On the other hand, in “A Walk to Remember”, the girl is the daughter of a Priest. A very intelligent, talented and devout girl who in the prime of her life and its pursuits, realizes that she may not have long to live. She wishes for a miracle, she wishes to get married. She finds herself being pursued by a guy from a broken home who delights in perverted masochistic pleasures. She accepts the friendship but still they have conflicts in their faiths – she a theist and he a mocker of theists. As her strength wanes, their love deepens, he sees a depth in her which causes him to want be better than himself. He turns from his old ways and really learns to love life. The miracle she expects in her life never happens. She says that she does not have a reason not to be angry with God, but she still stays true to the love of God. He marries her and grants her second wish. In her death bed, she tells him. “I expected God grant me my first wish - to work a miracle in my life. I now see the miracle. I see that the miracle is you. God brought you into my life. He transformed you through me. You are my miracle. You are my angel.” She gives him a book of quotations and ask him to read her favorite one, “love is patient, love is kind. It does not envy, it does not boast, it is not proud. It is not rude, it is not self-seeking, it is not resentful”…gathering all her strength she repeats the words and with the most serene demeanor and a smile on her face.

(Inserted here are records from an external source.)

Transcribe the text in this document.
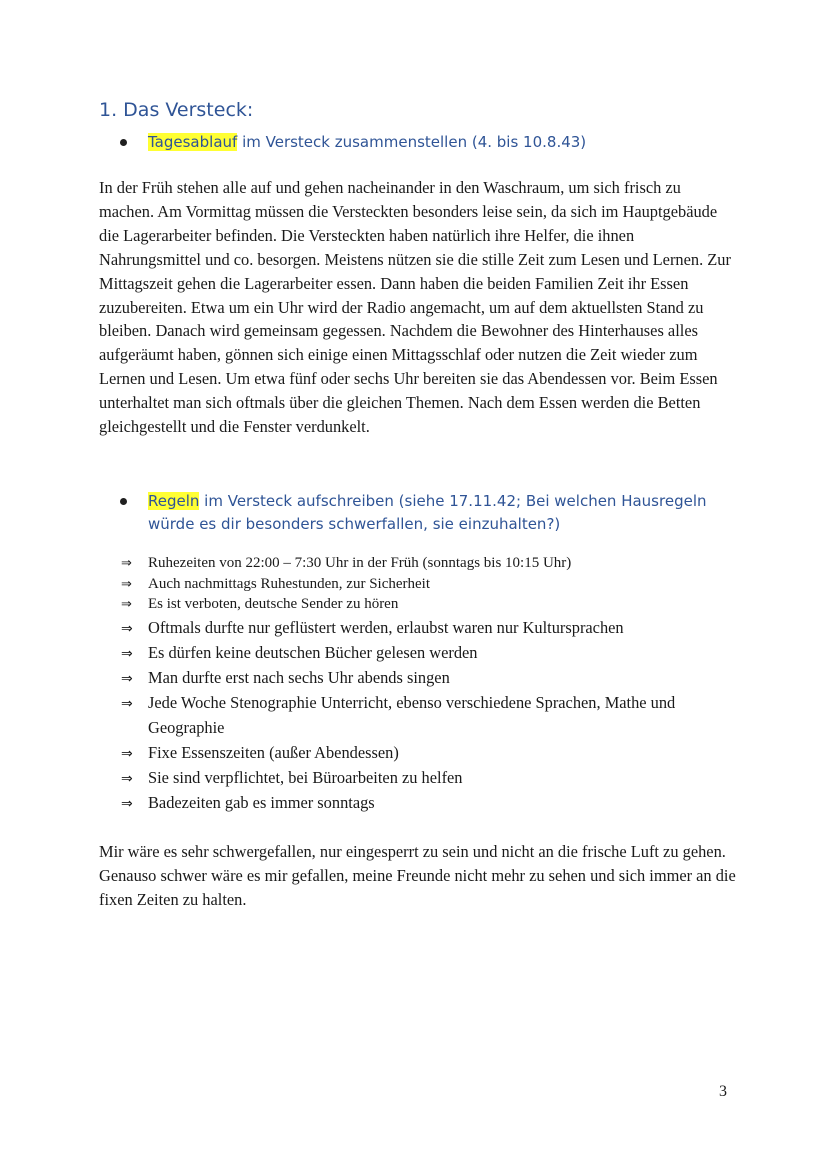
1. Das Versteck:
Tagesablauf im Versteck zusammenstellen (4. bis 10.8.43)

In der Früh stehen alle auf und gehen nacheinander in den Waschraum, um sich frisch zu machen. Am Vormittag müssen die Versteckten besonders leise sein, da sich im Hauptgebäude die Lagerarbeiter befinden. Die Versteckten haben natürlich ihre Helfer, die ihnen Nahrungsmittel und co. besorgen. Meistens nützen sie die stille Zeit zum Lesen und Lernen. Zur Mittagszeit gehen die Lagerarbeiter essen. Dann haben die beiden Familien Zeit ihr Essen zuzubereiten. Etwa um ein Uhr wird der Radio angemacht, um auf dem aktuellsten Stand zu bleiben. Danach wird gemeinsam gegessen. Nachdem die Bewohner des Hinterhauses alles aufgeräumt haben, gönnen sich einige einen Mittagsschlaf oder nutzen die Zeit wieder zum Lernen und Lesen. Um etwa fünf oder sechs Uhr bereiten sie das Abendessen vor. Beim Essen unterhaltet man sich oftmals über die gleichen Themen. Nach dem Essen werden die Betten gleichgestellt und die Fenster verdunkelt.

Regeln im Versteck aufschreiben (siehe 17.11.42; Bei welchen Hausregeln würde es dir besonders schwerfallen, sie einzuhalten?)
⇒ Ruhezeiten von 22:00 – 7:30 Uhr in der Früh (sonntags bis 10:15 Uhr)
⇒ Auch nachmittags Ruhestunden, zur Sicherheit
⇒ Es ist verboten, deutsche Sender zu hören
⇒ Oftmals durfte nur geflüstert werden, erlaubst waren nur Kultursprachen
⇒ Es dürfen keine deutschen Bücher gelesen werden
⇒ Man durfte erst nach sechs Uhr abends singen
⇒ Jede Woche Stenographie Unterricht, ebenso verschiedene Sprachen, Mathe und Geographie
⇒ Fixe Essenszeiten (außer Abendessen)
⇒ Sie sind verpflichtet, bei Büroarbeiten zu helfen
⇒ Badezeiten gab es immer sonntags

Mir wäre es sehr schwergefallen, nur eingesperrt zu sein und nicht an die frische Luft zu gehen. Genauso schwer wäre es mir gefallen, meine Freunde nicht mehr zu sehen und sich immer an die fixen Zeiten zu halten.

3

He is not left with a tag line, he is left with timeless truths and eternal relationships.

 

The pivotal difference between the two movies is that in the former there is no place for God or faith, where as in the latter God and faith become the foundation of their love. In the former when love was not longer present there was nothing left to make sense of all the capricious randomness and the angst. Where as in the latter, even as the tangible love disappears God and faith makes sense of the randomness and helps experience the miracle of the metaphysical love transforming the life of the guy into playing his part in the ‘story of life’, a story that has an alpha and an omega, a story where one isn’t left dangling in the middle of nowhere with the most intense feelings of lostness and anguish, a story where metaphysical love makes ‘real, cherished and eternal’ the love experienced in the tangible realm.